A transmission spectrum of the sub-Earth planet L98-59~b in 1.1-1.7 $\mu$m

TL;DR

This study presents the transmission spectrum of the sub-Earth exoplanet L98-59b, obtained with Hubble, which constrains its atmospheric composition and suggests it may lack an atmosphere or have high-altitude clouds, with future JWST observations needed.

Contribution

First transmission spectrum of L98-59b with high precision, providing constraints on its atmospheric composition and ruling out certain atmospheric scenarios.

Findings

Spectrum consistent with no atmosphere or high-altitude clouds/haze

Inconsistent with aerosol-free H2-dominated atmospheres with H2O or CH4

Favors a possible H2 atmosphere with HCN and clouds/haze, but inconclusive.

Abstract

With the increasing number of planets discovered by TESS, the atmospheric characterization of small exoplanets is accelerating.
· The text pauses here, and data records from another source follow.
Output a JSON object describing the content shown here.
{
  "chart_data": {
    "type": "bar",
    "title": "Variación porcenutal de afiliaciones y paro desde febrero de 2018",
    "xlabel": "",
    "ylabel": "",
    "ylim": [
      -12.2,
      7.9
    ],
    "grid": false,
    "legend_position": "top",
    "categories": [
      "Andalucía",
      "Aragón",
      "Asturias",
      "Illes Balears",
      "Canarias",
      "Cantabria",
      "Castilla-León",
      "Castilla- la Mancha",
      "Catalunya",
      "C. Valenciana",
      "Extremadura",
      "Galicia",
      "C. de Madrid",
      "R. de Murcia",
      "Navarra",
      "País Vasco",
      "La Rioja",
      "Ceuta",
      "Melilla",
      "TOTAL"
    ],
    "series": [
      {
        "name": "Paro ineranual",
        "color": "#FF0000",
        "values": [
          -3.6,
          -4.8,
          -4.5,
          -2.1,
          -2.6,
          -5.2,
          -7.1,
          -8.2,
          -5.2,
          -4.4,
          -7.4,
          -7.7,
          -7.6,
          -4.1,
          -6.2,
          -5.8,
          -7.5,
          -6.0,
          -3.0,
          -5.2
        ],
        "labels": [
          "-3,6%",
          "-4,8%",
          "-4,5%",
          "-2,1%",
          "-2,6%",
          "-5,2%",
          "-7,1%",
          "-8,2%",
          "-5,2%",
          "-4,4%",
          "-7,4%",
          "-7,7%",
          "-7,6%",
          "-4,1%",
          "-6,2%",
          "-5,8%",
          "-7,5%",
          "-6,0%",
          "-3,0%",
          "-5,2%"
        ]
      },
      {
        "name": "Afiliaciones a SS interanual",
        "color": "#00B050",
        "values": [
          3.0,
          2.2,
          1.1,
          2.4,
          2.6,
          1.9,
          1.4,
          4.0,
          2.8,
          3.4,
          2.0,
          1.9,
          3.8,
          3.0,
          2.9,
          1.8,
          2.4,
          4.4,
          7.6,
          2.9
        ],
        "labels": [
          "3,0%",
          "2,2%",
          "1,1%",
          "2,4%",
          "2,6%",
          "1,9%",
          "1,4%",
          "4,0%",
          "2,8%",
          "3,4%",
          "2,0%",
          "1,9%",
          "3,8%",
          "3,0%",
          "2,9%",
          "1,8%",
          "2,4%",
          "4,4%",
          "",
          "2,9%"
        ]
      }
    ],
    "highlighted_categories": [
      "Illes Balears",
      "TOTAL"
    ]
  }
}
L98-59 is a M-dwarf hosting a multi-planet system, and so far, four small planets have been confirmed. The innermost planet b is $\sim15\%$ smaller and $\sim60\%$ lighter than Earth, and should thus have a predominantly rocky composition. The Hubble Space Telescope observed five primary transits of L98-59b in $1.1-1.7\ \mu$m, and here we report the data analysis and the resulting transmission spectrum of the planet. We measure the transit depths for each of the five transits and, by combination, we obtain a transmission spectrum with an overall precision of $\sim20$ ppm in for each of the 18 spectrophotometric channels. With this level of precision, the transmission spectrum does not show significant modulation, and is thus consistent with a planet without any atmosphere or a planet having an atmosphere and high-altitude clouds or haze. The scenarios involving an aerosol-free, H$_2$-dominated atmosphere with H$_2$O or CH$_4$ are inconsistent with the data. The transmission spectrum also disfavors, but does not rules out, an H$_2$O-dominated atmosphere without clouds. A spectral retrieval process suggests that an H$_2$-dominated atmosphere with HCN and clouds or haze may be the preferred solution, but this indication is non-conclusive. Future James Webb Space Telescope observations may find out the nature of the planet among the remaining viable scenarios.